As stated on my review, discussing this book involves spoilers for Live to Tell, the first book in the series. Please read/come back later accordingly.
Was it always your plan to “split” this story into two parts, or did the idea come as you were writing?
BS: It was not my original intention to split the story in two. The idea to do so came during the writing process. When I was finishing up “Live to Tell,” I realized I really wanted to know Jillian’s side of the story. She was pretty insistent! So, I started a draft of “Tell Me a Lie.” Butthen, I rewrote the second half of “Live to Tell” during the revision phase, so everything I’d written for “Tell Me a Lie” had to be scrapped. Even though it was a LOT of work, I think both books are much better for it.
How did you get into the new point-of-view for this second book?
BS: I’m one of those weird writers whose characters talk to them, so getting into Jillian’s head wasn’t that difficult. Sometimes, I might have a particular actor/actress in mind for the purposes of what a character sounds or looks like. In developing Jillian, I drew inspiration from the“Hitchcock Blonde,” the so-called icy blondes Hitchcock was famous for casting in his movies, such as Grace Kelly and Kim Novak, their characters recognized as being beautiful, sophisticated, cool, and cunning.
The narrator of this book, Jillian, is a cold-blooded murderer, but I found myself feeling sympathetic for her at points. Why was it important to show her various sides? Do you see Jillian as a tragic character or pure evil?

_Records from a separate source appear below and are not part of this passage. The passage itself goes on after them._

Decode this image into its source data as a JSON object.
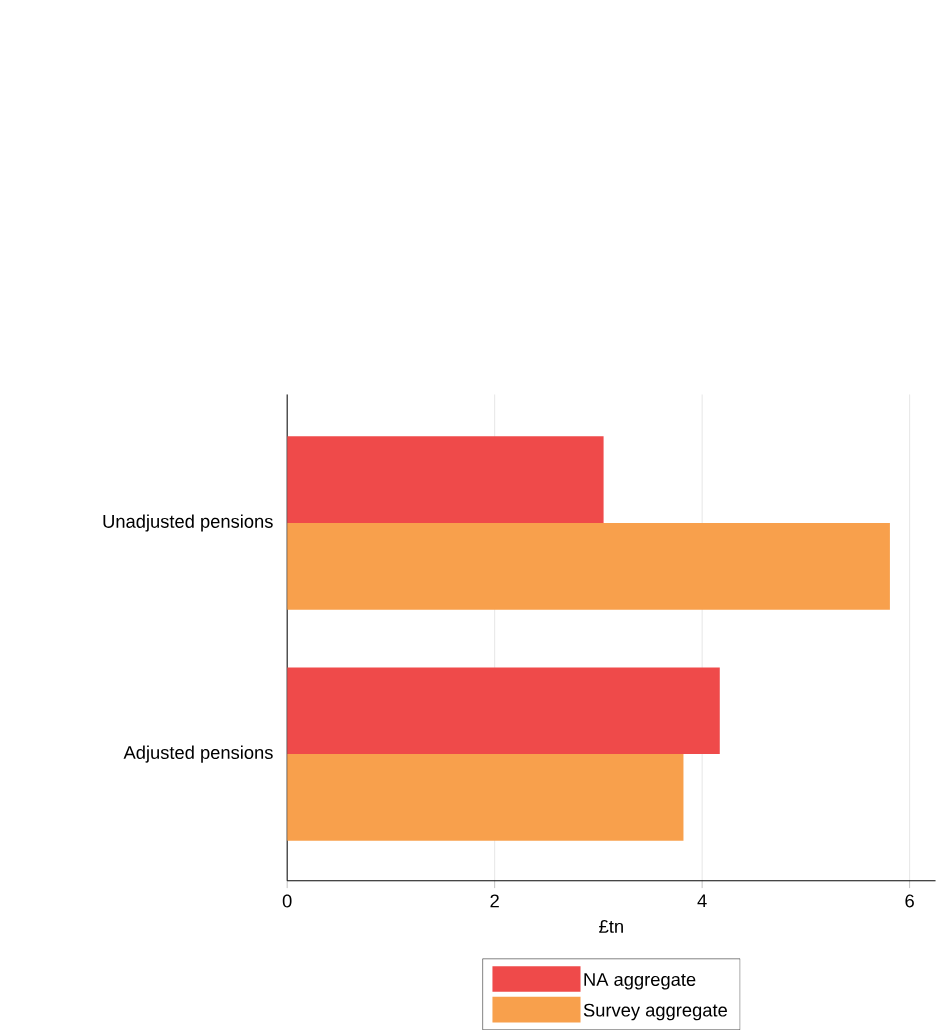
{
  "chart_data": {
    "type": "bar",
    "orientation": "horizontal",
    "xlabel": "£tn",
    "categories": [
      "Unadjusted pensions",
      "Adjusted pensions"
    ],
    "series": [
      {
        "name": "NA aggregate",
        "color": "#ef4a4a",
        "values": [
          3.05,
          4.17
        ]
      },
      {
        "name": "Survey aggregate",
        "color": "#f8a04c",
        "values": [
          5.81,
          3.82
        ]
      }
    ],
    "xlim": [
      0,
      6.25
    ],
    "xticks": [
      0,
      2,
      4,
      6
    ],
    "grid": "x",
    "legend": "bottom"
  }
}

BS: To paraphrase Stephen King, even murderers will help the little old lady across the street.
I always want my characters to feel like walking, talking, breathing people. I think by and large, no one is ever one thing. We all have the capacity to be sweet or snarky with lots of shades of gray in between and I always try to show that with my characters. I don’t think of Jillian as evil or tragic (I think what happens to her in the end is a tragedy, even though it is of her own making), but rather someone who is misguided. She does all the wrong things, but in her mind, she does them for all the right reasons.
Will we be seeing any of these characters again? Maybe Charlotte or Chase?

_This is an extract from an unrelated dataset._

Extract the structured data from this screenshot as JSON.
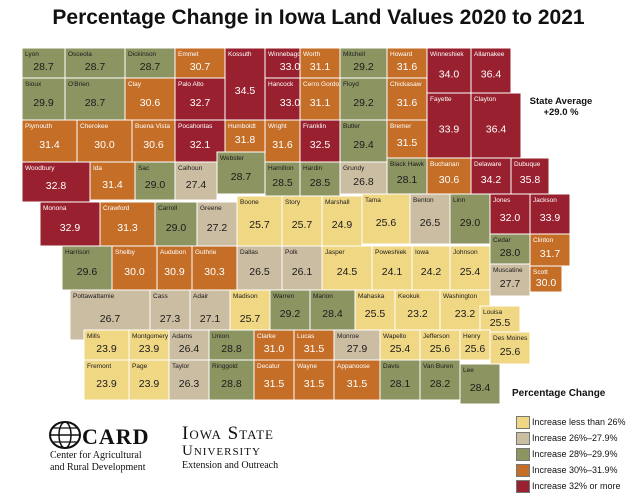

BS: I’ve had a “maybe” story swirling around in my head for a little while involving Chase and his brother, Gabe (with an appearance by Charlotte 😊). It’s a really big blob, so I’d need to spend some time exploring whether the idea has any legs. In other words, anything is possible!
What are you working on next?
BS: I’m finishing up edits on my next book to get it ready for copyediting. I’m still mulling over the title, but it centers around one of my greatest fears – home invasions. I’m also in the midst of the first draft for the book after that. All I can say about that one is, never underestimate the viciousness of teenage girls.
What advice do you have for aspiring writers?
BS: Read and write. Read widely within the genre you want to write in, read books outside your genre. Reading a variety of stories is a great way to stretch and learn more about story structure, character development, dialogue, cliffhangers, themes, plots, and so much more.
I also can’t stress enough that craft books should be at the top of your pile. In addition to “On Writing,” by Stephen King, which should be required reading, I highly recommend anything by James Scott Bell. Also, “Screenwriting Tricks for Authors” by Alexandra Sokoloff is just a goldmine of information.
It goes without saying that if you want to be a writer, you have to write. It’s just that simple.